Когда Егор сошел со сцены, за кулисами его ждали разгневанные участники спектакля во главе с Кахобером.
— Ну, как я? — спросил Егор.
Как многие пьяные люди, он не осознавал себя пьяным и был уверен, что сцена ему удалась.
— Вон, — тихо сказал Кахобер, указывая на дверь. Его губы побелели от еле сдерживаемого бешенства.
— То есть как это — вон? — не понял Егор, но улыбка уже исчезла с его лица.
— Вон сейчас же, — повторил Кахобер. — Мы продолжаем спектакль без тебя.
— Но я же Ромео, — пьяно настаивал Егор. — Без меня нельзя.
— Еще как можно, — вступила Лиза. — Это с тобой нельзя.
Егор пожал плечами, презрительно хмыкнул и ушел.
Спектакль продолжался без него. На сцене была леди Капулетти, которую играла Света, и кормилица — эта роль досталась Юле. Лиза прошла в зрительный зал, в ожидании выхода подруги, и за кулисами Туся осталась одна. Она ждала своего выхода, когда к ней неслышно подкралась Алена.
— Что, волнуешься? — негромко спросила она, и Туся вздрогнула от неожиданности.
— Ни капельки, — ответила Туся, хотя это было неправдой.
— Нельзя тебе волноваться, — сказала Алена с притворным сочувствием.
— Это почему же нельзя? — в тон ей спросила Туся. — Говорят, что легкое волнение даже способствует хорошей игре.
— Может быть, — согласилась Алена и взяла в руку конец Тусиного шарфа. — Но только не в твоем случае.
— А какой у меня случай? — спросила Туся, хотя внутри у нее все похолодело от дурного предчувствия.
— Особенный, — ответила Алена и томно посмотрела на нее. — Разве сама не понимаешь?
— Пожалуйста, уходи, — как можно спокойнее попросила Туся. — Ты не даешь мне сосредоточиться.
— Я уйду, — не стала спорить Алена. — Просто хотела посмотреть на тебя поближе, ведь не каждый день встретишь самоубийцу.
— О чем ты говоришь? — гневно спросила Туся, хотя, конечно, прекрасно поняла о чем.
— Думаешь, никто не знает? Глупая, да Егор же всем рассказал! Это так романтично — из-за него девушка решила отравиться, подумать только!
— Замолчи, — сказала Туся, зажимая уши. — Не хочу тебя слушать!
— А придется, ведь от правды никуда не уйдешь, — продолжала Алена. Было видно, что эта сцена доставляет ей удовольствие. — Расскажи, в ее голосе послышалось фальшивое участие, — почему же тебе это не удалось? Что, таблетки были просроченные, или ты специально приняла их поменьше, чтобы откачали?
Туся сама себе тысячу раз задавала эти вопросы.

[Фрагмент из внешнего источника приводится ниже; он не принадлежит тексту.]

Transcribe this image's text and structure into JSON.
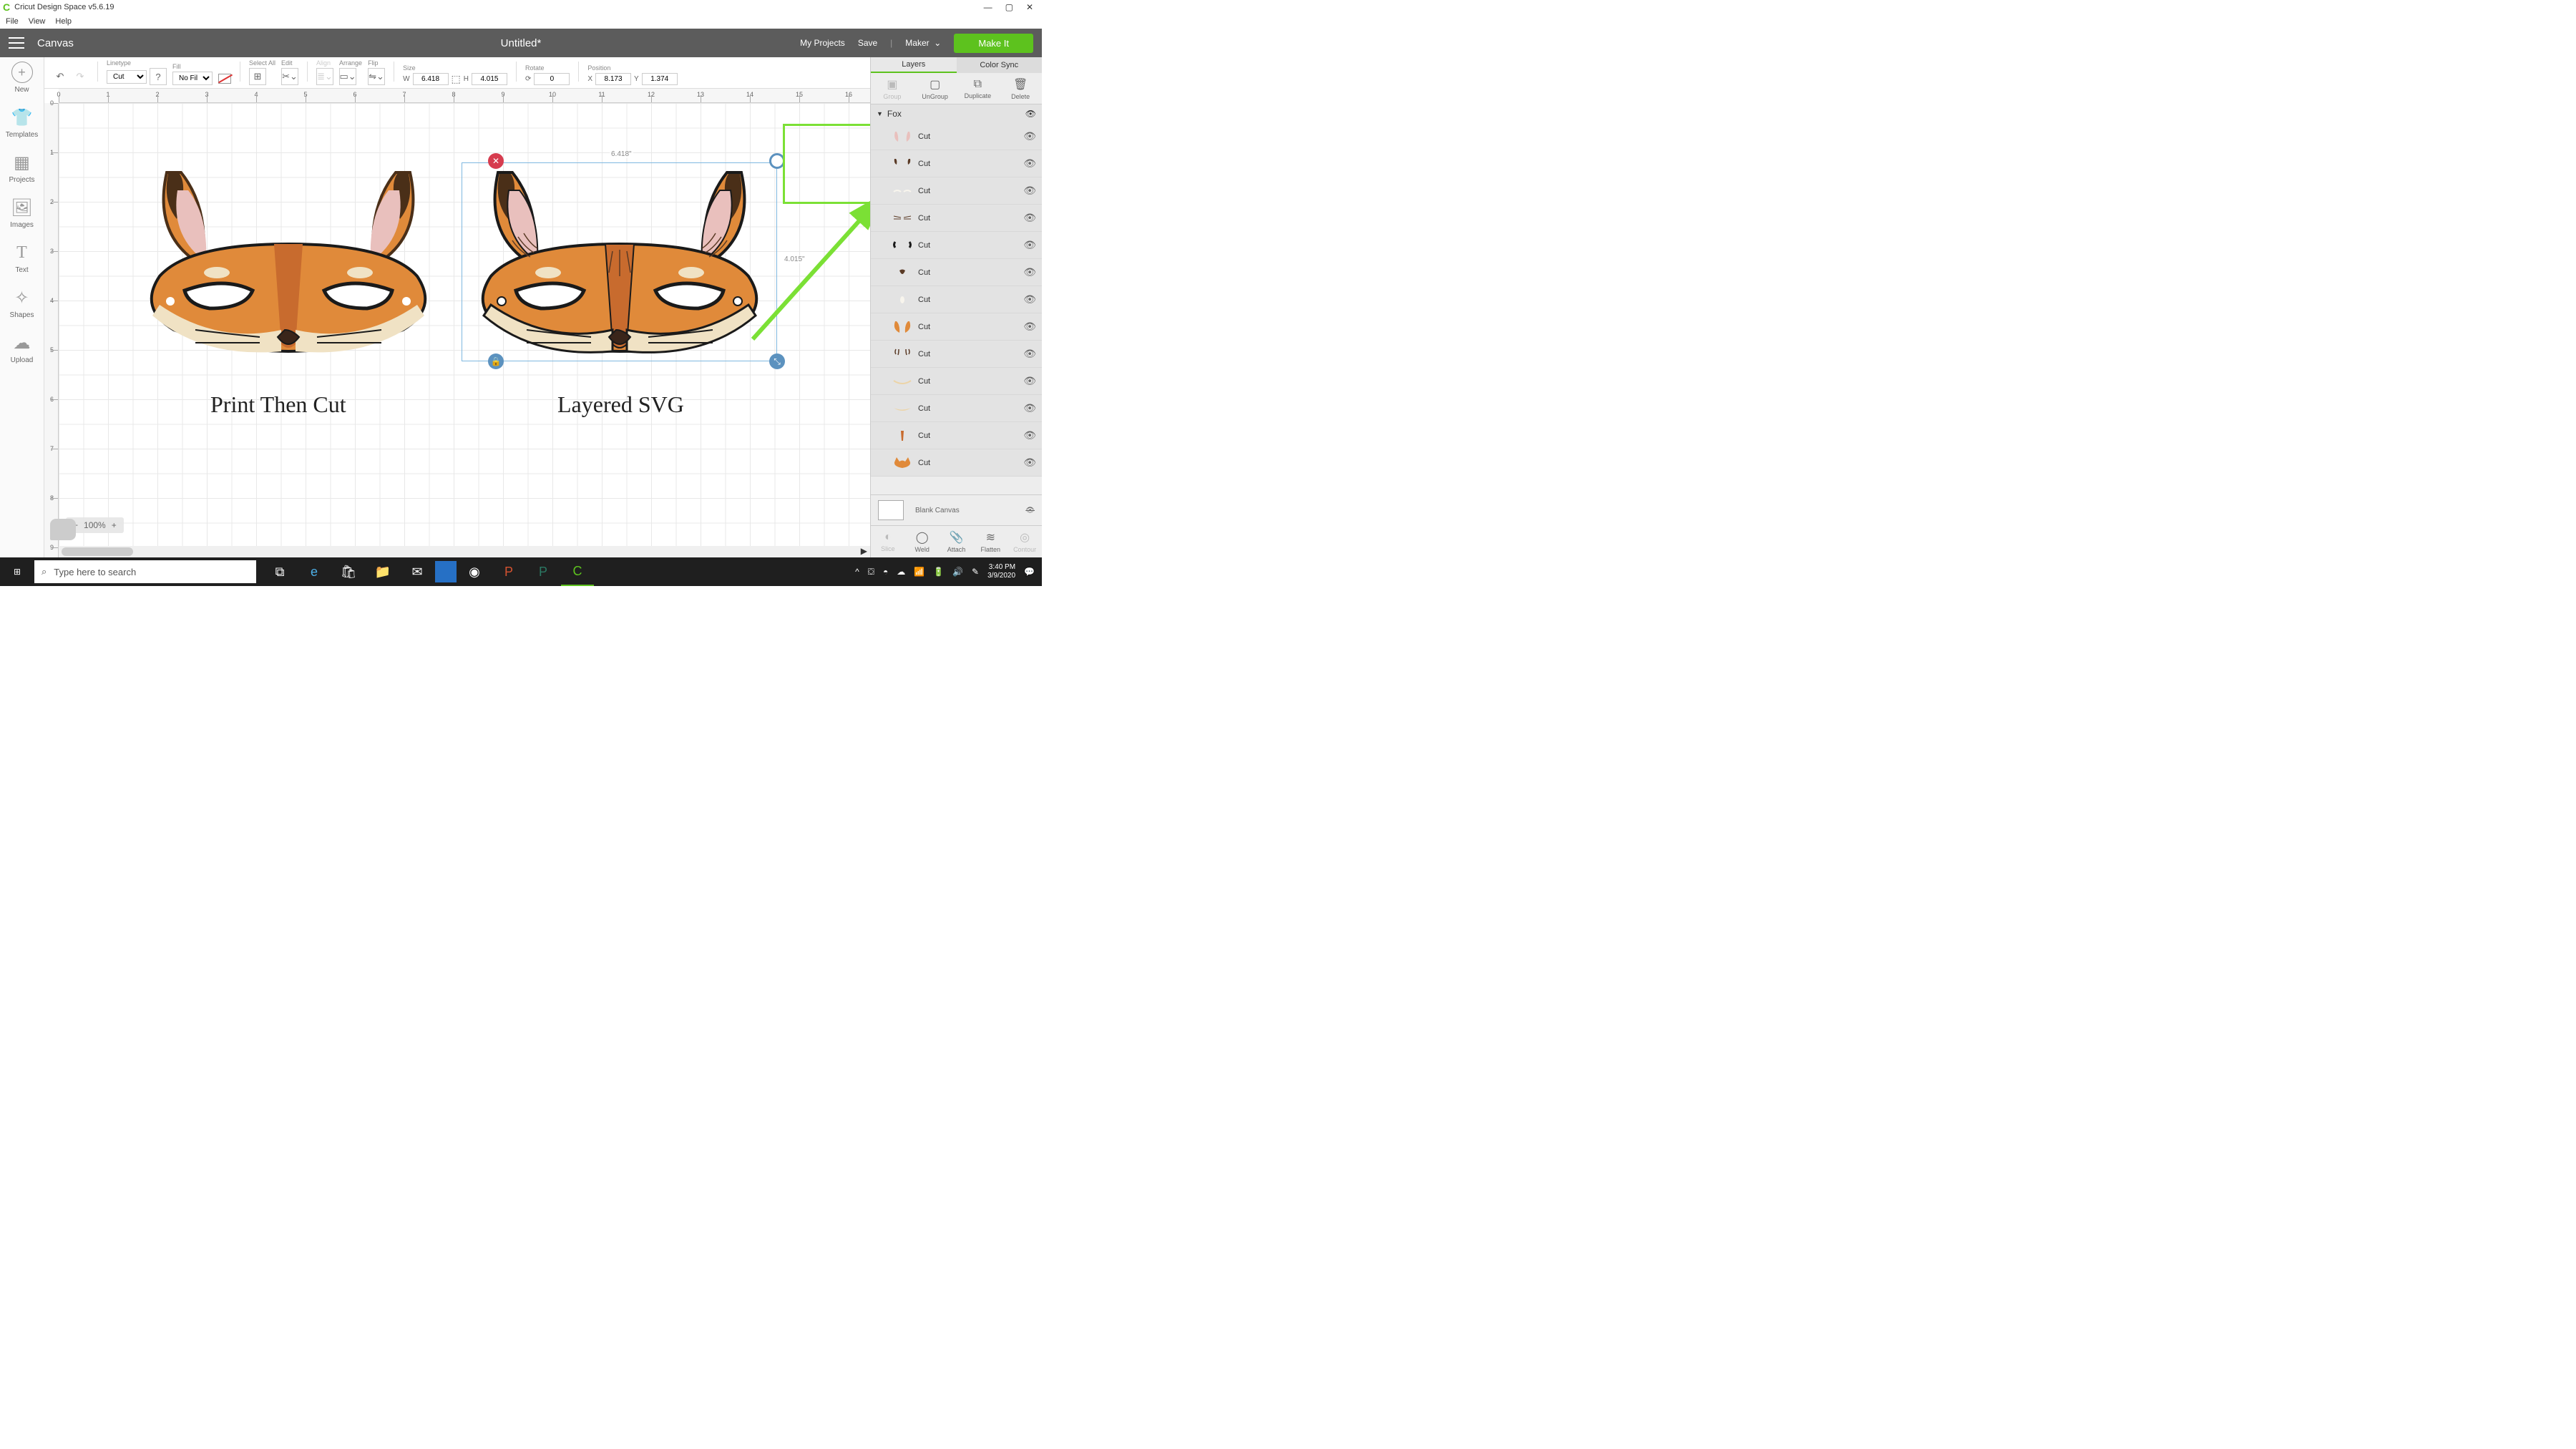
{
  "window": {
    "title": "Cricut Design Space v5.6.19"
  },
  "menu": {
    "file": "File",
    "view": "View",
    "help": "Help"
  },
  "topbar": {
    "canvas": "Canvas",
    "docTitle": "Untitled*",
    "myProjects": "My Projects",
    "save": "Save",
    "maker": "Maker",
    "makeIt": "Make It"
  },
  "lefttools": {
    "new": "New",
    "templates": "Templates",
    "projects": "Projects",
    "images": "Images",
    "text": "Text",
    "shapes": "Shapes",
    "upload": "Upload"
  },
  "toolbar": {
    "linetype": {
      "label": "Linetype",
      "value": "Cut"
    },
    "fill": {
      "label": "Fill",
      "value": "No Fill"
    },
    "selectAll": "Select All",
    "edit": "Edit",
    "align": "Align",
    "arrange": "Arrange",
    "flip": "Flip",
    "size": {
      "label": "Size",
      "w": "W",
      "wval": "6.418",
      "h": "H",
      "hval": "4.015"
    },
    "rotate": {
      "label": "Rotate",
      "value": "0"
    },
    "position": {
      "label": "Position",
      "x": "X",
      "xval": "8.173",
      "y": "Y",
      "yval": "1.374"
    }
  },
  "rightpanel": {
    "tabs": {
      "layers": "Layers",
      "colorSync": "Color Sync"
    },
    "actions": {
      "group": "Group",
      "ungroup": "UnGroup",
      "duplicate": "Duplicate",
      "delete": "Delete"
    },
    "groupName": "Fox",
    "layerLabel": "Cut",
    "blank": "Blank Canvas",
    "ops": {
      "slice": "Slice",
      "weld": "Weld",
      "attach": "Attach",
      "flatten": "Flatten",
      "contour": "Contour"
    }
  },
  "canvas": {
    "text1": "Print Then Cut",
    "text2": "Layered SVG",
    "selW": "6.418\"",
    "selH": "4.015\"",
    "zoom": "100%"
  },
  "taskbar": {
    "search": "Type here to search",
    "time": "3:40 PM",
    "date": "3/9/2020"
  },
  "layerColors": [
    "#e9c0bd",
    "#5a3a25",
    "#f8f5ed",
    "#5a3a25",
    "#1a1a1a",
    "#5a3a25",
    "#f8f5ed",
    "#e08a3a",
    "#5a3a25",
    "#ecd4a7",
    "#ecd4a7",
    "#c86b2e",
    "#e08a3a"
  ],
  "layerShapes": [
    "ears-inner",
    "ear-tips",
    "eye-tops",
    "whiskers",
    "eyes",
    "nose",
    "snout-highlight",
    "ears-outer",
    "ear-dark",
    "cheek-line",
    "cheek-light",
    "stripe",
    "face-base"
  ]
}
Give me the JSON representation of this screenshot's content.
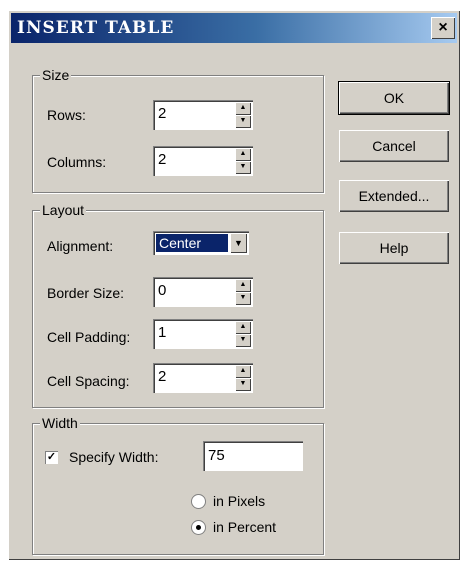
{
  "window": {
    "title": "INSERT TABLE",
    "close_glyph": "×"
  },
  "size_group": {
    "label": "Size",
    "rows_label": "Rows:",
    "rows_value": "2",
    "columns_label": "Columns:",
    "columns_value": "2"
  },
  "layout_group": {
    "label": "Layout",
    "alignment_label": "Alignment:",
    "alignment_value": "Center",
    "border_label": "Border Size:",
    "border_value": "0",
    "padding_label": "Cell Padding:",
    "padding_value": "1",
    "spacing_label": "Cell Spacing:",
    "spacing_value": "2"
  },
  "width_group": {
    "label": "Width",
    "specify_label": "Specify Width:",
    "specify_checked": true,
    "check_glyph": "✓",
    "width_value": "75",
    "pixels_label": "in Pixels",
    "percent_label": "in Percent",
    "selected_unit": "percent"
  },
  "buttons": {
    "ok": "OK",
    "cancel": "Cancel",
    "extended": "Extended...",
    "help": "Help"
  },
  "icons": {
    "spin_up": "▲",
    "spin_down": "▼",
    "dropdown": "▼"
  }
}
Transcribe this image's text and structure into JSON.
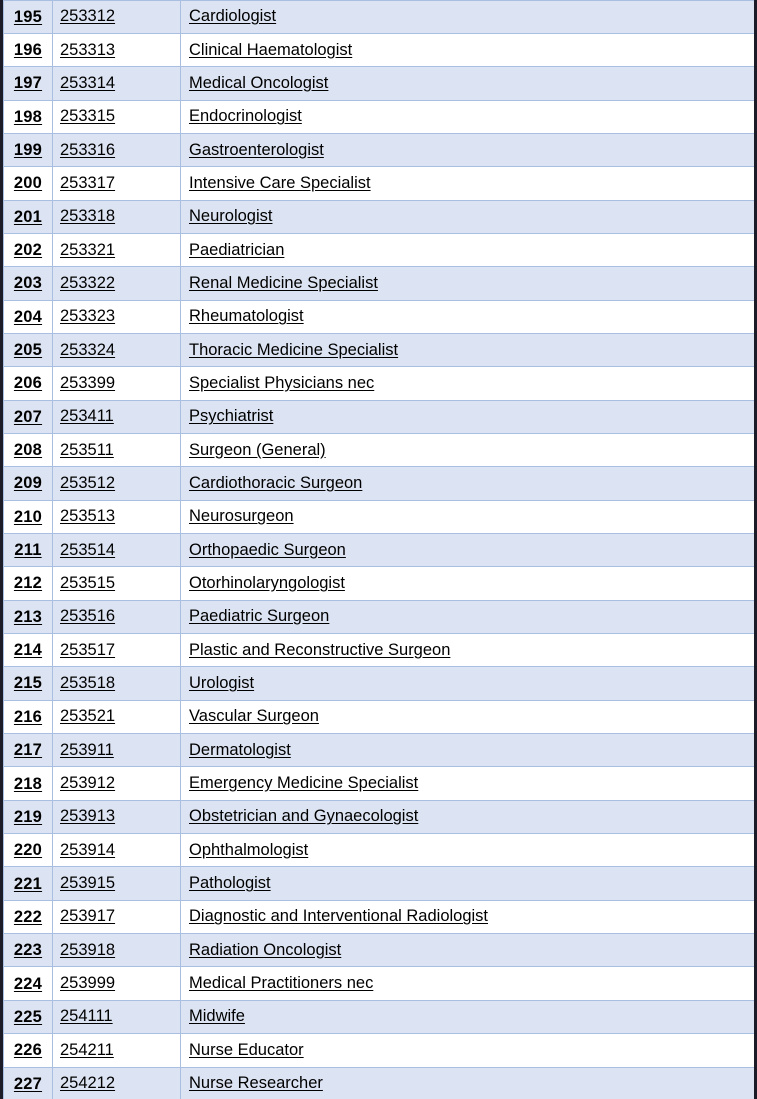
{
  "document": {
    "kind": "spreadsheet-table",
    "colors": {
      "row_shade": "#dce3f2",
      "row_plain": "#ffffff",
      "grid_line": "#a9bfe2",
      "outer_frame": "#1c1c28",
      "text": "#000000"
    }
  },
  "table": {
    "columns": [
      {
        "key": "index",
        "label": ""
      },
      {
        "key": "code",
        "label": ""
      },
      {
        "key": "title",
        "label": ""
      }
    ],
    "rows": [
      {
        "index": "195",
        "code": "253312",
        "title": "Cardiologist"
      },
      {
        "index": "196",
        "code": "253313",
        "title": "Clinical Haematologist"
      },
      {
        "index": "197",
        "code": "253314",
        "title": "Medical Oncologist"
      },
      {
        "index": "198",
        "code": "253315",
        "title": "Endocrinologist"
      },
      {
        "index": "199",
        "code": "253316",
        "title": "Gastroenterologist"
      },
      {
        "index": "200",
        "code": "253317",
        "title": "Intensive Care Specialist"
      },
      {
        "index": "201",
        "code": "253318",
        "title": "Neurologist"
      },
      {
        "index": "202",
        "code": "253321",
        "title": "Paediatrician"
      },
      {
        "index": "203",
        "code": "253322",
        "title": "Renal Medicine Specialist"
      },
      {
        "index": "204",
        "code": "253323",
        "title": "Rheumatologist"
      },
      {
        "index": "205",
        "code": "253324",
        "title": "Thoracic Medicine Specialist"
      },
      {
        "index": "206",
        "code": "253399",
        "title": "Specialist Physicians nec"
      },
      {
        "index": "207",
        "code": "253411",
        "title": "Psychiatrist"
      },
      {
        "index": "208",
        "code": "253511",
        "title": "Surgeon (General)"
      },
      {
        "index": "209",
        "code": "253512",
        "title": "Cardiothoracic Surgeon"
      },
      {
        "index": "210",
        "code": "253513",
        "title": "Neurosurgeon"
      },
      {
        "index": "211",
        "code": "253514",
        "title": "Orthopaedic Surgeon"
      },
      {
        "index": "212",
        "code": "253515",
        "title": "Otorhinolaryngologist"
      },
      {
        "index": "213",
        "code": "253516",
        "title": "Paediatric Surgeon"
      },
      {
        "index": "214",
        "code": "253517",
        "title": "Plastic and Reconstructive Surgeon"
      },
      {
        "index": "215",
        "code": "253518",
        "title": "Urologist"
      },
      {
        "index": "216",
        "code": "253521",
        "title": "Vascular Surgeon"
      },
      {
        "index": "217",
        "code": "253911",
        "title": "Dermatologist"
      },
      {
        "index": "218",
        "code": "253912",
        "title": "Emergency Medicine Specialist"
      },
      {
        "index": "219",
        "code": "253913",
        "title": "Obstetrician and Gynaecologist"
      },
      {
        "index": "220",
        "code": "253914",
        "title": "Ophthalmologist"
      },
      {
        "index": "221",
        "code": "253915",
        "title": "Pathologist"
      },
      {
        "index": "222",
        "code": "253917",
        "title": "Diagnostic and Interventional Radiologist"
      },
      {
        "index": "223",
        "code": "253918",
        "title": "Radiation Oncologist"
      },
      {
        "index": "224",
        "code": "253999",
        "title": "Medical Practitioners nec"
      },
      {
        "index": "225",
        "code": "254111",
        "title": "Midwife"
      },
      {
        "index": "226",
        "code": "254211",
        "title": "Nurse Educator"
      },
      {
        "index": "227",
        "code": "254212",
        "title": "Nurse Researcher"
      }
    ]
  }
}
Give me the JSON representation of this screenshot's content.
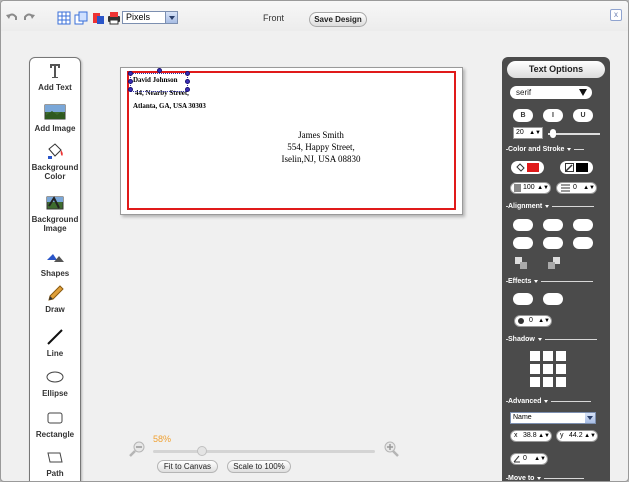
{
  "toolbar": {
    "unit_value": "Pixels",
    "view_label": "Front",
    "save_label": "Save Design",
    "close_glyph": "x",
    "icons": [
      "undo-icon",
      "redo-icon",
      "grid-icon",
      "copy-icon",
      "layers-icon",
      "print-icon"
    ]
  },
  "tools": [
    {
      "label": "Add Text",
      "icon": "text-icon"
    },
    {
      "label": "Add Image",
      "icon": "image-icon"
    },
    {
      "label": "Background Color",
      "icon": "paint-bucket-icon"
    },
    {
      "label": "Background Image",
      "icon": "background-image-icon"
    },
    {
      "label": "Shapes",
      "icon": "shapes-icon"
    },
    {
      "label": "Draw",
      "icon": "pencil-icon"
    },
    {
      "label": "Line",
      "icon": "line-icon"
    },
    {
      "label": "Ellipse",
      "icon": "ellipse-icon"
    },
    {
      "label": "Rectangle",
      "icon": "rectangle-icon"
    },
    {
      "label": "Path",
      "icon": "path-icon"
    }
  ],
  "canvas": {
    "sender": {
      "name": "David Johnson",
      "street": "44, Nearby Street,",
      "city": "Atlanta, GA, USA 30303"
    },
    "recipient": {
      "name": "James Smith",
      "street": "554, Happy Street,",
      "city": "Iselin,NJ, USA 08830"
    },
    "frame_color": "#e01a1a"
  },
  "zoom": {
    "percent_label": "58%",
    "level": 0.58,
    "fit_label": "Fit to Canvas",
    "scale_label": "Scale to 100%"
  },
  "text_options": {
    "title": "Text Options",
    "font_family": "serif",
    "bold": "B",
    "italic": "I",
    "underline": "U",
    "font_size": "20",
    "color_stroke_label": "Color and Stroke",
    "fill_color": "#e01a1a",
    "stroke_color": "#000000",
    "opacity": "100",
    "stroke_width": "0",
    "alignment_label": "Alignment",
    "effects_label": "Effects",
    "effect_value": "0",
    "shadow_label": "Shadow",
    "advanced_label": "Advanced",
    "name_value": "Name",
    "x_label": "x",
    "x_value": "38.8",
    "y_label": "y",
    "y_value": "44.2",
    "angle_value": "0",
    "move_to_label": "Move to"
  }
}
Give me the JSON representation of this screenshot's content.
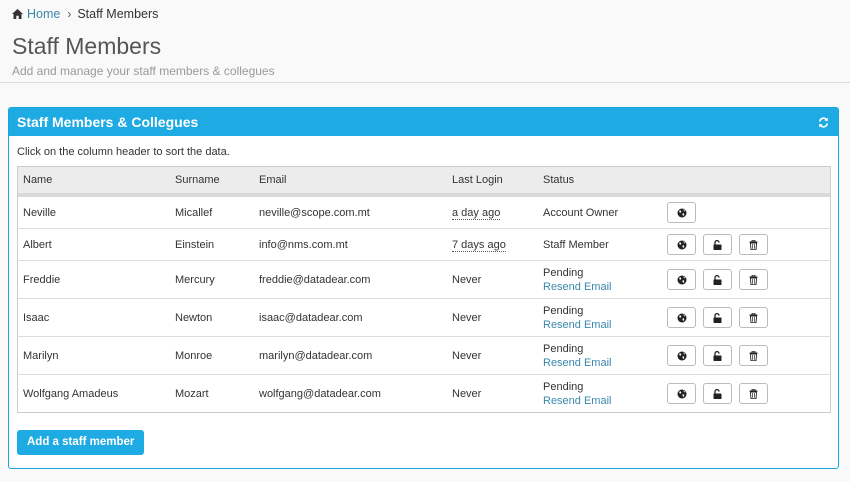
{
  "breadcrumb": {
    "home": "Home",
    "separator": "›",
    "current": "Staff Members"
  },
  "header": {
    "title": "Staff Members",
    "subtitle": "Add and manage your staff members & collegues"
  },
  "panel": {
    "title": "Staff Members & Collegues",
    "hint": "Click on the column header to sort the data.",
    "columns": {
      "name": "Name",
      "surname": "Surname",
      "email": "Email",
      "last_login": "Last Login",
      "status": "Status"
    },
    "rows": [
      {
        "name": "Neville",
        "surname": "Micallef",
        "email": "neville@scope.com.mt",
        "last_login": "a day ago",
        "status": "Account Owner",
        "resend": ""
      },
      {
        "name": "Albert",
        "surname": "Einstein",
        "email": "info@nms.com.mt",
        "last_login": "7 days ago",
        "status": "Staff Member",
        "resend": ""
      },
      {
        "name": "Freddie",
        "surname": "Mercury",
        "email": "freddie@datadear.com",
        "last_login": "Never",
        "status": "Pending",
        "resend": "Resend Email"
      },
      {
        "name": "Isaac",
        "surname": "Newton",
        "email": "isaac@datadear.com",
        "last_login": "Never",
        "status": "Pending",
        "resend": "Resend Email"
      },
      {
        "name": "Marilyn",
        "surname": "Monroe",
        "email": "marilyn@datadear.com",
        "last_login": "Never",
        "status": "Pending",
        "resend": "Resend Email"
      },
      {
        "name": "Wolfgang Amadeus",
        "surname": "Mozart",
        "email": "wolfgang@datadear.com",
        "last_login": "Never",
        "status": "Pending",
        "resend": "Resend Email"
      }
    ],
    "add_button": "Add a staff member"
  },
  "icons": {
    "home": "home-icon",
    "refresh": "refresh-icon",
    "globe": "globe-icon",
    "unlock": "unlock-icon",
    "trash": "trash-icon"
  },
  "colors": {
    "accent": "#1eaae2",
    "link": "#3a87ad"
  }
}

Она спрашивала себя: было ли ее желание покончить с собой искренним или она до последнего момента надеялась, что ее спасут? Иногда ей казалось, что она действительно хотела умереть, вычеркнуть себя из жизни, а иногда что нет.
Это были мучительные раздумья. Доктор Кронин сказал ей, что той дозы снотворного, что она приняла, вполне бы хватило на двух таких девочек, но сомнения не покидали Тусю.
Поэтому особенно болезненным для нее было именно то, что посторонний человек так бестактно заговорил о ее попытке самоубийства.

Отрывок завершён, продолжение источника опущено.